5. Ter zake van de bewaar- en administratieplicht is het volgende gerapporteerd (p. 6):
“2.5.1 Niet voldoen aan de bewaarplicht
De belastingplichtige heeft niet voldaan aan de bewaarplicht.
De volgende onderdelen van de administratie zijn niet of niet volledig bewaard gebleven:
- het grootboek van [J] B.V. over het jaar 2009;
- diverse weekstaten met daarop de gewerkte uren van het personeel;
- de briefjes met daarop de gewerkte overuren;
- de reis-urenbriefjes.
2.5.2 Niet voldoen aan de administratieplicht
Er wordt niet voldaan aan de administratieplicht.

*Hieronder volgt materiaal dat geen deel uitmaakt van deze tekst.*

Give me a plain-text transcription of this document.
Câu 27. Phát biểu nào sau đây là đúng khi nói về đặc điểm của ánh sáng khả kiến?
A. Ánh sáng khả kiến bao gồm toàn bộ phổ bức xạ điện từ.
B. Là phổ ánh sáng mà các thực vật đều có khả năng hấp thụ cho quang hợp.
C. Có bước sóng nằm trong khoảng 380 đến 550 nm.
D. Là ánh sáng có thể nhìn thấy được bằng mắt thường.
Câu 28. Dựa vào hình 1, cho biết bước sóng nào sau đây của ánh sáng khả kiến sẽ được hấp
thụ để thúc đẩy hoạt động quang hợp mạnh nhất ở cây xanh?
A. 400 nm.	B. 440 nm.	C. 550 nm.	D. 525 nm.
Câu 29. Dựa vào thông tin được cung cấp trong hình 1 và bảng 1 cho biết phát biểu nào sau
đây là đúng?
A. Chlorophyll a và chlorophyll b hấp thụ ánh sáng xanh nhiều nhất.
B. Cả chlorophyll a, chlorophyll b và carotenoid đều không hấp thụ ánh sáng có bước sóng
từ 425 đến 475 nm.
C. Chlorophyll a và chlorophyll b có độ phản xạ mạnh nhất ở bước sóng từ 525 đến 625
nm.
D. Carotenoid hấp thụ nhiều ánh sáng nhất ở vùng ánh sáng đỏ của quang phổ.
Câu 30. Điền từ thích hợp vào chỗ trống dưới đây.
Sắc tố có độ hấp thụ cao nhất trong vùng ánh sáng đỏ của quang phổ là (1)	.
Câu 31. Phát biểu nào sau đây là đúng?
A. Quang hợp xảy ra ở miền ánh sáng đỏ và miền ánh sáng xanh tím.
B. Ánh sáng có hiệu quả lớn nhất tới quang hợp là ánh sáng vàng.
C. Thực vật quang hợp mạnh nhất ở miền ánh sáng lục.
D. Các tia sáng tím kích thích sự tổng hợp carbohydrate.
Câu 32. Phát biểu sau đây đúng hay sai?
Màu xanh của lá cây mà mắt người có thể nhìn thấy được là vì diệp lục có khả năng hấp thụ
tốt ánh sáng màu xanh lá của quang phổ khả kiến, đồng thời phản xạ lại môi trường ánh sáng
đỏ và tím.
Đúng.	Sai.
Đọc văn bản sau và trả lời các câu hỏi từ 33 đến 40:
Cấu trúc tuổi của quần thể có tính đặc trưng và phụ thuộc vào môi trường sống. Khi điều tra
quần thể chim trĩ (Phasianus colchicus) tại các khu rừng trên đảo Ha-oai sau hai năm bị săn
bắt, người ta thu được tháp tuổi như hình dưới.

- er is geen kasadministratie;
- er is geen uitsplitsing c.q. specificatie van de voorraad c.q. voorraadverloop;
- er is geen aansluiting tussen de loonadministratie en financiële administratie;
- er zijn verschillende jaarrekeningen;
- er is geen aansluitingsberekening tussen het grootboek en de jaarrekening;
- er is geen aansluitingsberekening tussen de commerciële en fiscale jaarrekening.”
6. Verweerder heeft in het rapport boekenonderzoek ter zake van eiseres het volgende geconstateerd (p. 4):
“Op basis van de ontvangen bescheiden van de heer [K] c.q. verklaringen van mevrouw [O] (zie ordner, onderdeel productie 4.1) en de tijdens het boekenonderzoek in [Z] verzamelde gegevens uit de loonadministratie (voornamelijk periode 6 t/m 13-2009; SCAB), zijn significante verschillen geconstateerd ten opzichte van de periode 1 t/m 5-2009 ( [a] ). Hierdoor is vast komen te staan dat er voor de volgende werknemers in 2007 tot en met 2009 niet over alle gewerkte overuren bij [X] loonheffingen en premies sociale verzekeringswetten werd ingehouden en afgedragen.”
7. De resultaten van het boekenonderzoek van de volgens verweerder niet in de loonadministratie verantwoorde (over)uren die vanaf de vierwekelijkse periode met ingang van periode 6 in 2009 zouden zijn uitbetaald, zijn geëxtrapoleerd naar de eerste helft van 2009 en de jaren 2007 en 2008. Ook zijn volgens verweerder van een aantal personen in het geheel geen uren geregistreerd. De diverse belastingaanslagen, beschikkingen heffingsrente en vergrijpboetes die zijn opgelegd, zijn gebaseerd op de conclusies in de rapporten.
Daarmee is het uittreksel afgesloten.